There are couple of things I would regret though. I could never have a girl-friend in college. Not in the conventional sense, but a companion for mutual learning and caring at a respectful level. May be because I don't have the swag that ladies prefer. May be I am not that socially outgoing. May be the girls weren't good enough either. An engineering college is almost always the wrong place if you want to meet a girl of your taste. Too complicated, fuck it.

Another thing I would regret is my back in Optical Communication paper in my seventh semester. If you are a bad ass adrenalin junkie, boasting of a back does make you look cool and makes everyone else feel jealous. But if you are one of the jealous lot, and later try to be a bad ass adrenalin junkie when you get an unexpected back, its not the same. You try to act cool, but at the back of your mind, you can't get the guilt out of your system. You just try to convince yourself, that its a dream and it will be all right somehow. I can't drop the paper either, its a compulsory subject. I'll have to wait another year to get my engineering degree and that is if I clear the retest. This ruins the moment. Damn!
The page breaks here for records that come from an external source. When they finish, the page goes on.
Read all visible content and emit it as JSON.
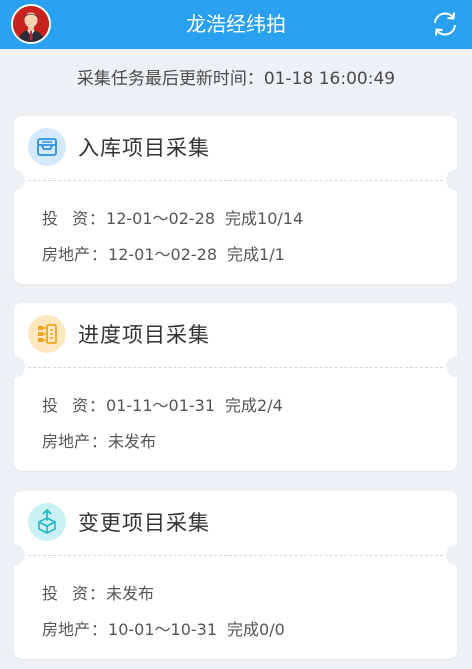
{
  "header": {
    "title": "龙浩经纬拍",
    "color": "#2aa0f0"
  },
  "update_text": "采集任务最后更新时间：01-18 16:00:49",
  "cards": [
    {
      "title": "入库项目采集",
      "icon": "inbox-tray-icon",
      "rows": [
        {
          "label": "投资",
          "period": "12-01～02-28",
          "status": "完成10/14"
        },
        {
          "label": "房地产",
          "period": "12-01～02-28",
          "status": "完成1/1"
        }
      ]
    },
    {
      "title": "进度项目采集",
      "icon": "progress-flow-icon",
      "rows": [
        {
          "label": "投资",
          "period": "01-11～01-31",
          "status": "完成2/4"
        },
        {
          "label": "房地产",
          "period": "未发布",
          "status": ""
        }
      ]
    },
    {
      "title": "变更项目采集",
      "icon": "box-change-icon",
      "rows": [
        {
          "label": "投资",
          "period": "未发布",
          "status": ""
        },
        {
          "label": "房地产",
          "period": "10-01～10-31",
          "status": "完成0/0"
        }
      ]
    }
  ]
}
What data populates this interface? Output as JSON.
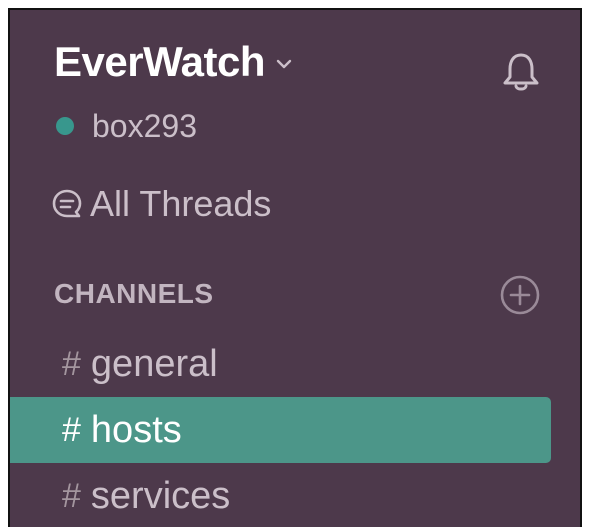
{
  "workspace": {
    "name": "EverWatch",
    "menu_icon": "chevron-down-icon",
    "notifications_icon": "bell-icon"
  },
  "user": {
    "name": "box293",
    "status": "online",
    "status_color": "#38978d"
  },
  "nav": {
    "all_threads_label": "All Threads",
    "all_threads_icon": "threads-icon"
  },
  "channels": {
    "header": "CHANNELS",
    "add_icon": "add-circle-icon",
    "items": [
      {
        "prefix": "#",
        "label": "general",
        "active": false
      },
      {
        "prefix": "#",
        "label": "hosts",
        "active": true
      },
      {
        "prefix": "#",
        "label": "services",
        "active": false
      }
    ]
  },
  "colors": {
    "sidebar_bg": "#4d394b",
    "active_item_bg": "#4c9689",
    "text_muted": "#cbbfc9",
    "text_active": "#ffffff"
  }
}
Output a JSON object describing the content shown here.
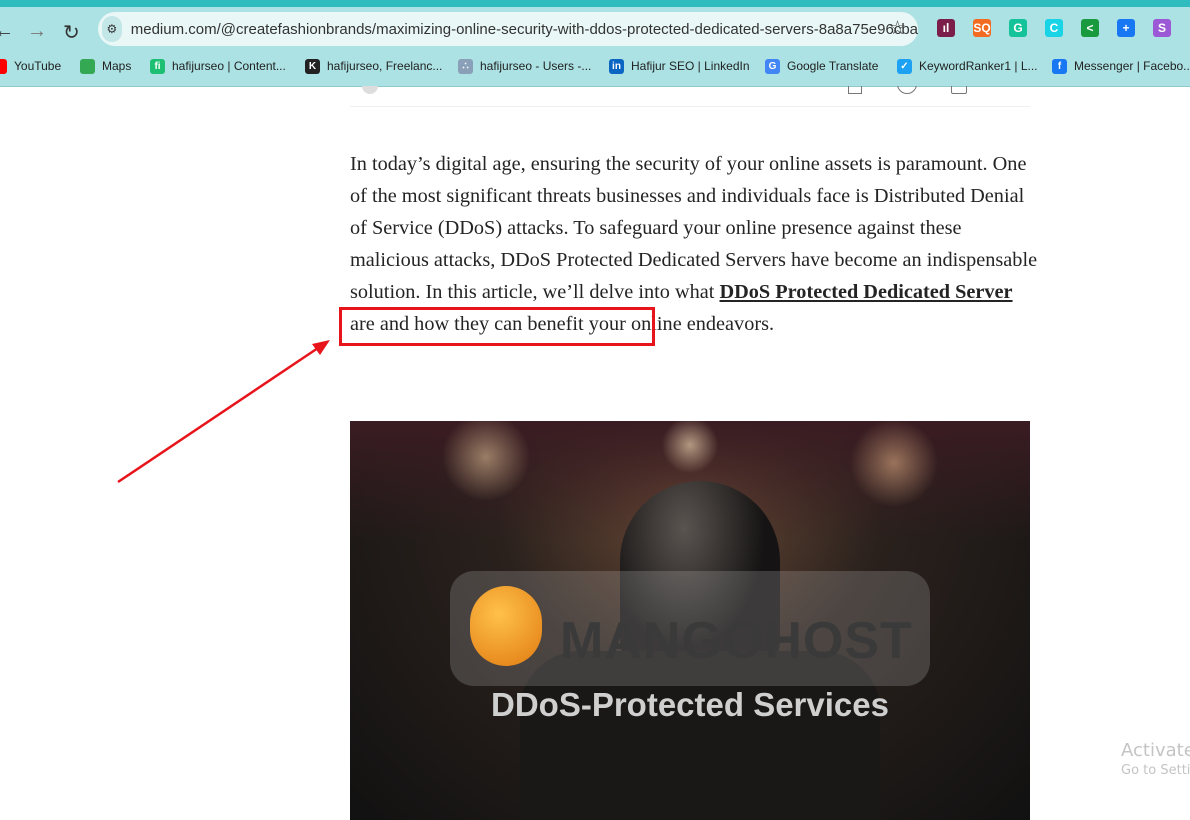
{
  "browser": {
    "url": "medium.com/@createfashionbrands/maximizing-online-security-with-ddos-protected-dedicated-servers-8a8a75e96cba",
    "extensions": [
      {
        "name": "analytics-extension",
        "color": "#7b1f4a",
        "glyph": "ıl"
      },
      {
        "name": "sq-extension",
        "color": "#f36b21",
        "glyph": "SQ"
      },
      {
        "name": "grammarly-extension",
        "color": "#15c39a",
        "glyph": "G"
      },
      {
        "name": "c-extension",
        "color": "#19d3e6",
        "glyph": "C"
      },
      {
        "name": "share-extension",
        "color": "#1a9a3f",
        "glyph": "<"
      },
      {
        "name": "plus-extension",
        "color": "#1877f2",
        "glyph": "+"
      },
      {
        "name": "s-extension",
        "color": "#9b59d6",
        "glyph": "S"
      }
    ],
    "bookmarks": [
      {
        "label": "YouTube",
        "icon": "youtube-icon",
        "color": "#ff0000",
        "glyph": ""
      },
      {
        "label": "Maps",
        "icon": "maps-icon",
        "color": "#34a853",
        "glyph": ""
      },
      {
        "label": "hafijurseo | Content...",
        "icon": "fiverr-icon",
        "color": "#1dbf73",
        "glyph": "fi"
      },
      {
        "label": "hafijurseo, Freelanc...",
        "icon": "k-icon",
        "color": "#222222",
        "glyph": "K"
      },
      {
        "label": "hafijurseo - Users -...",
        "icon": "network-icon",
        "color": "#8aa0b8",
        "glyph": "∴"
      },
      {
        "label": "Hafijur SEO | LinkedIn",
        "icon": "linkedin-icon",
        "color": "#0a66c2",
        "glyph": "in"
      },
      {
        "label": "Google Translate",
        "icon": "google-translate-icon",
        "color": "#4285f4",
        "glyph": "G"
      },
      {
        "label": "KeywordRanker1 | L...",
        "icon": "keywordranker-icon",
        "color": "#1da1f2",
        "glyph": "✓"
      },
      {
        "label": "Messenger | Facebo...",
        "icon": "facebook-icon",
        "color": "#1877f2",
        "glyph": "f"
      }
    ]
  },
  "article": {
    "text_before": "In today’s digital age, ensuring the security of your online assets is paramount. One of the most significant threats businesses and individuals face is Distributed Denial of Service (DDoS) attacks. To safeguard your online presence against these malicious attacks, DDoS Protected Dedicated Servers have become an indispensable solution. In this article, we’ll delve into what ",
    "link_text": "DDoS Protected Dedicated Server",
    "text_after": " are and how they can benefit your online endeavors.",
    "image": {
      "brand": "MANGOHOST",
      "tagline": "DDoS-Protected Services"
    }
  },
  "annotation": {
    "color": "#e8141b"
  },
  "watermark": {
    "title": "Activate",
    "subtitle": "Go to Setti"
  }
}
Meanwhile I was rummaging my old hostel stuff and found this diary. There were lyrics of a song written at the end which I remember writing two years back. Ironically, the song fits this situation and its a nice song too. I'll share it here along with the lyrics.





Apr 8, 2012

8 'o' clock precise


One of the earliest songs I ever heard. The tune of this song is like embedded inside my head. It plays back sometimes when I get up and look at the clock. The lyrics don't make much sense to me. Its just the warm, juvenile, dreamy emotion attached to it.